Despite Donald Trump’s best efforts, Joe Biden will likely become the next president of the United States in January, thereby reinstating the Democrats in the White House after a four-year hiatus. Among Biden’s campaign pledges were plans to launch an ambitious $2 trillion ‘clean energy revolution’, which aims for the US to achieve a 100% clean energy economy and reach net-zero carbon emissions no later than 2050.
At first glance this bodes well for the sustainability agenda. However, on November 4th, the day after the US presidential election, the country officially withdrew from the Paris Agreement, the world’s most ambitious climate pact, thereby joining a small list, which includes OPEC members and war-torn countries, unwilling to cooperate on climate change mitigation. While Biden plans to re-join the Paris Agreement on his first day in office, the four years of Trump’s presidency have left the country lagging behind European peers in terms of ESG investment practices and progressive climate policy. Will Biden be able to bridge the gap during his time in the Oval Office and ‘build back better’?
It’s important to note that the Republican Party is likely to retain control of the Senate, meaning Biden’s clean energy bill will be difficult to pass. It begs the question as to what Biden can actually progress during his time in charge regarding the sustainability and ESG agenda.
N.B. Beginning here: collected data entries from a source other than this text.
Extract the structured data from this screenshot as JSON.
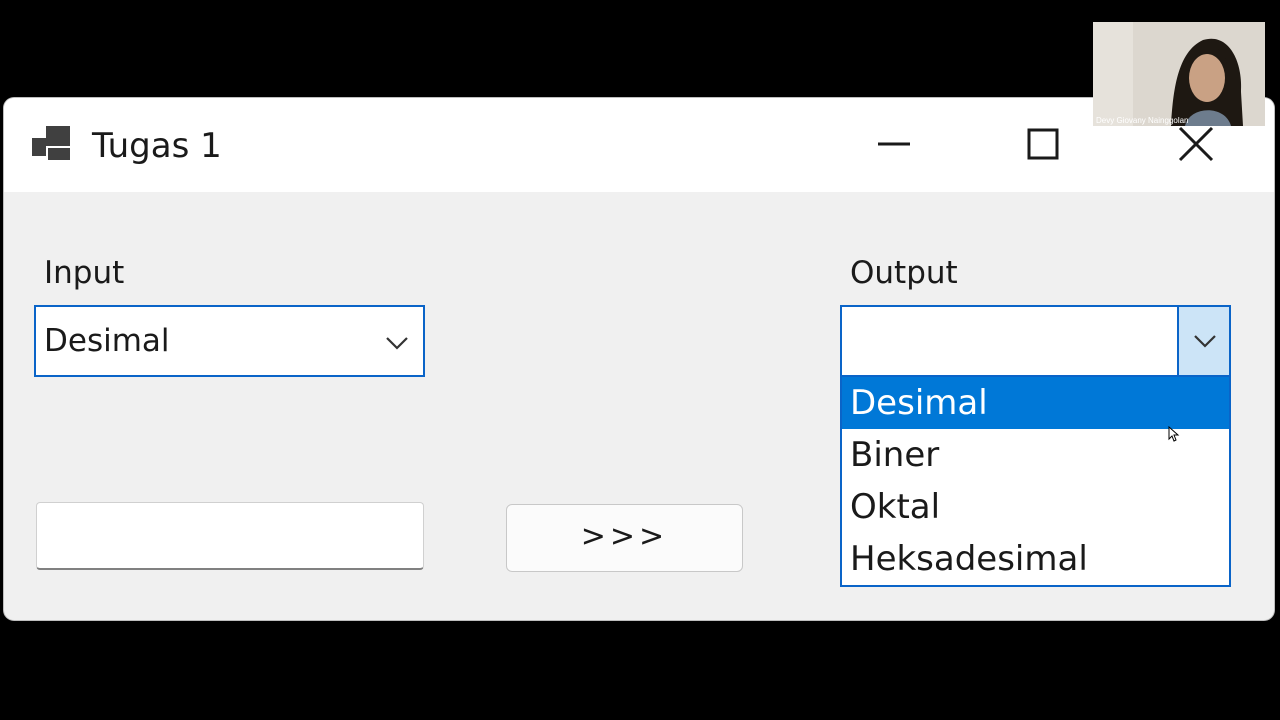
{
  "window": {
    "title": "Tugas 1",
    "icon": "application-window-icon"
  },
  "input_section": {
    "label": "Input",
    "combo_value": "Desimal"
  },
  "output_section": {
    "label": "Output",
    "combo_value": "",
    "dropdown_options": [
      "Desimal",
      "Biner",
      "Oktal",
      "Heksadesimal"
    ],
    "selected_option": "Desimal"
  },
  "value_field": {
    "value": ""
  },
  "convert_button": {
    "label": ">>>"
  },
  "webcam": {
    "participant_name": "Devy Giovany Nainggolan"
  },
  "colors": {
    "accent": "#0078d7",
    "focus_border": "#0a64c8",
    "window_bg": "#f0f0f0",
    "titlebar_bg": "#ffffff"
  }
}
Encouragingly, re-joining the Paris Agreement – as part of which the US had previously committed to reducing its carbon footprint to 26% below 2005 levels by 2025 – is likely to result in the country setting a more ambitious Nationally Determined Contribution, especially in light of China’s recent pledge to become carbon-neutral no later than 2060 and next year’s COP 26 in Glasgow where new targets may be set.
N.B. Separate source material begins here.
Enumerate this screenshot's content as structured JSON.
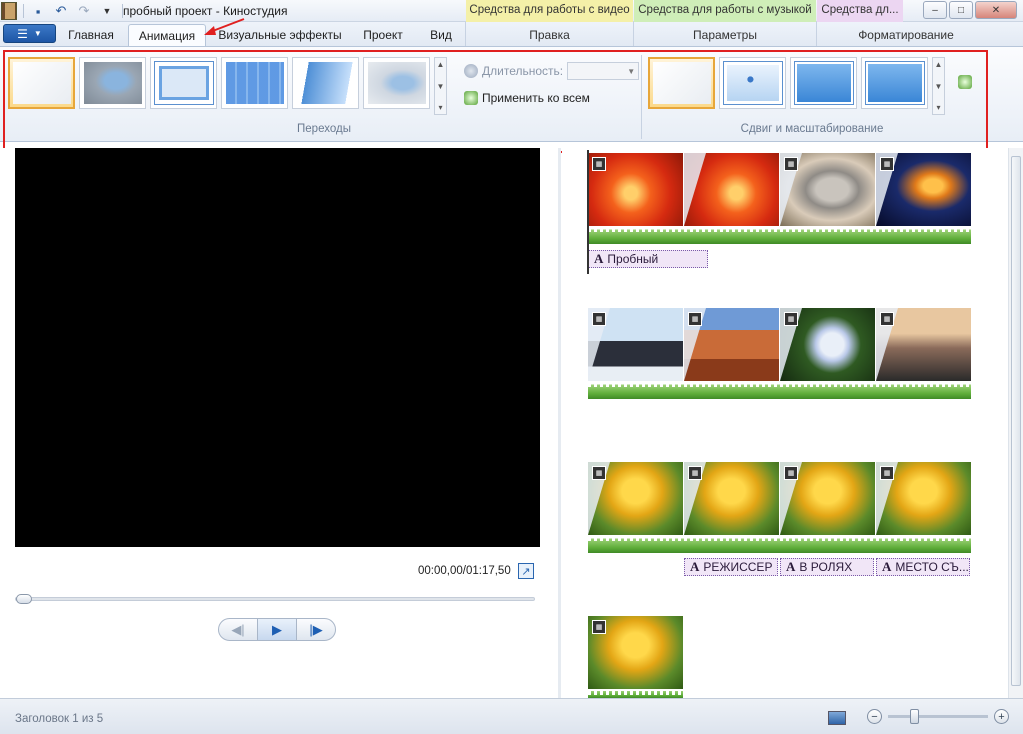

The US also has a great opportunity to use continued COVID-19 monetary stimulus to channel investment into the green economy, as the European Union has done. 30% of the EU Recovery Fund will be invested in climate action initiatives, which if mimicked in the US, would be a great starting point for climate action.
Environmental regulations are another avenue for change. Trump has completed or is in the progress of revoking just shy of 100 environmental regulations, and Biden has the opportunity to do the opposite and begin building them up again. It is also a possibility that a Biden presidency would help to set up some regulatory standards on ESG disclosures, similar to the EU’s non-financial reporting directive and green taxonomy.
Furthermore, the lack of movement at federal level does not have to stop action at a state level or action by business. In fact, 60% of emissions in the US today are already covered by some form of net-zero target. California is a good example of this – the state already has a net-zero target for 2045, and the flurry of net-zero commitments we have seen this year across business and state governments is showing that the US is taking action without the need for federal backing.
In 2020, the economic slowdown and change to working patterns caused by the pandemic led to an abrupt 8.8% decrease in global CO2 emissions in the first half of the year. Clean energy legislation or not, the sustainability agenda is shifting and with this, the global finance industry and customer preferences are adapting. The record inflow of $28 billion so far in 2020 into US ESG-focused exchange-traded funds (a larger sum than the previous five years combined), is a strong commitment by investors to continue to back corporates operating more sustainably, and making sure 2020 was not an anomaly in the fight against climate change.
If these trends gather pace, while Biden will still face many challenges as he navigates to build back better, he will reap the benefit from the following wind of change.